Published on 12:00 AM, July 21, 2016

War on Islamic State

US, coalition allies regroup after attacks

Meet in Washington to review strategy, progress

Syrian civilians are seen following a reported air strike by Syrian government forces on the rebel-held northwestern city of Idlib, yesterday. More than 280,000 people have been killed and millions displaced since Syria's civil war erupted with the brutal repression of anti-government protests in 2011. Photo: AFP

With jihadist attacks proliferating around the world, the United States has reassembled its coalition partners for meetings Wednesday and Thursday to review a two-year-old war that has so far failed to eliminate the Islamic State group.

The militant group may have lost ground in Iraq and Syria, but in recent weeks it has claimed horrific attacks in Nice, Istanbul, Baghdad and Dhaka that have left hundreds dead and injured.

The attacks are "going to be a primary focus, obviously, of the discussions," Brett McGurk, President Barack Obama's special envoy to the anti-IS coalition, acknowledged.

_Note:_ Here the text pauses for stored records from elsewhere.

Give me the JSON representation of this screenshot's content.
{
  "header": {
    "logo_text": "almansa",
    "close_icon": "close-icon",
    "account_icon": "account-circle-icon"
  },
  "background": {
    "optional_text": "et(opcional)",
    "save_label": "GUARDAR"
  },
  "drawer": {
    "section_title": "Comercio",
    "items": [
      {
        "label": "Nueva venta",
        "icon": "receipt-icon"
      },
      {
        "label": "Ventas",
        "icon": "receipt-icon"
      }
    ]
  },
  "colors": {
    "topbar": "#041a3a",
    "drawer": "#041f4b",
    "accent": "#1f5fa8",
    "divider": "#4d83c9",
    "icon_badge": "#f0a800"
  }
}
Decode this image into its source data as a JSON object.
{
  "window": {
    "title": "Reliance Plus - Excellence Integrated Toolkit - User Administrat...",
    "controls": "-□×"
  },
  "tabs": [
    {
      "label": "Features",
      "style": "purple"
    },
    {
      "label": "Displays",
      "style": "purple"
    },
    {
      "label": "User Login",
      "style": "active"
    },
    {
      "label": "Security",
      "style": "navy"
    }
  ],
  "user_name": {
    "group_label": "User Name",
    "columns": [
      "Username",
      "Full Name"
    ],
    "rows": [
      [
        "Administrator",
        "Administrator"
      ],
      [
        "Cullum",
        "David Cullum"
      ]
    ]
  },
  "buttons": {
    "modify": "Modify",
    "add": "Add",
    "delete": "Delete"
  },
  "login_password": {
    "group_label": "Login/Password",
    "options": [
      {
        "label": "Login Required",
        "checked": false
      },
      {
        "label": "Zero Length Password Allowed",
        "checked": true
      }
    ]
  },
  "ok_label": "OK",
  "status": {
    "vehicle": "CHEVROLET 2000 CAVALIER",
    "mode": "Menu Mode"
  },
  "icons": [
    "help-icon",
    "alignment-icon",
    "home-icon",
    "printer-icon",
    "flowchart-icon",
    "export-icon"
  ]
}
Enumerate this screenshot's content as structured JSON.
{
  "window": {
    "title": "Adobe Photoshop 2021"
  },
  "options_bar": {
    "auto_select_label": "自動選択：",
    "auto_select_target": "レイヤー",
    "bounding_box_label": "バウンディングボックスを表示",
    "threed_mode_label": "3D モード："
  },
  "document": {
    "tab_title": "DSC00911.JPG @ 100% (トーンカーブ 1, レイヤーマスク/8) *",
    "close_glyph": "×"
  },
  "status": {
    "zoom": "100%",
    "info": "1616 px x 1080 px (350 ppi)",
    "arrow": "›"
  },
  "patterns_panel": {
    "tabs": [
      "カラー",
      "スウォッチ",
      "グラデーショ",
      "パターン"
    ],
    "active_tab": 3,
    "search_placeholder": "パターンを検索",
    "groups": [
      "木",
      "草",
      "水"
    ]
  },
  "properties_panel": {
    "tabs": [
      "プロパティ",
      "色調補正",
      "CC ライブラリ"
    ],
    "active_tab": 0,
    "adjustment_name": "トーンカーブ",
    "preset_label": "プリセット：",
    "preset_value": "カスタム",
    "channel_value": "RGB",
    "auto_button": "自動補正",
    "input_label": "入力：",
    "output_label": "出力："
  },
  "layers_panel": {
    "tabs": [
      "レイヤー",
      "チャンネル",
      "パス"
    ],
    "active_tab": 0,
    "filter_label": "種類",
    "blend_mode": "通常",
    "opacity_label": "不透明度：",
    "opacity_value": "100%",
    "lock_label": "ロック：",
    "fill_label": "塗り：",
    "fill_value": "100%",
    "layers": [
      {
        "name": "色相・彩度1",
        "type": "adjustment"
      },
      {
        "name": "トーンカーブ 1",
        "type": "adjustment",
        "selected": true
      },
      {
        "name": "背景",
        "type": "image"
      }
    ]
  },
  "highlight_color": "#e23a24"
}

For two days, US Secretary of State John Kerry and Defense Secretary Ashton Carter will meet with about 40 of their counterparts in Washington, including France's Foreign Minister Jean-Marc Ayrault and Defense Minister Jean-Yves Le Drian.

Echoing French Prime Minister Manuel Valls' warning of more attacks ahead and more "innocents killed," McGurk also cautioned: "Nobody can say these attacks are going to stop.

"Unfortunately, I think we are going to see more of these," he said.

The problem, says Michael Weiss, an expert at the Atlantic Council think tank, is that "at the territorial level ... ISIS is down but not out." ISIS and IS are an alternate acronym for the Islamic State group.

"It has lost its ability to back and hold large swaths of terrain but it has not lost its ability to wage ... opportunistic attacks," he said.

French military intelligence estimates that about 100 foreigners continue to enter Syria from Turkey each week to join Islamic State, French daily Le Figaro reported yesterday .

France's foreign minister said on Sunday that questions needed to be asked on whether Turkey was a viable partner in the fight against Islamic State in Syria and would raise the issue in a coalition meeting in the Washington.

Washington maintains that since its peak in 2014 IS has lost nearly 50 percent of the Iraqi territory it conquered and between 20 and 30 percent of its Syrian strongholds.

Kerry just returned from Moscow where he reach an agreement with the Russians to cooperate more closely in an attempt to salvage a failing truce and focus on the jihadists.

But Kerry said the concrete measures adopted by Russia and the United States would not be disclosed to allow the "quiet business" of peacemaking to continue.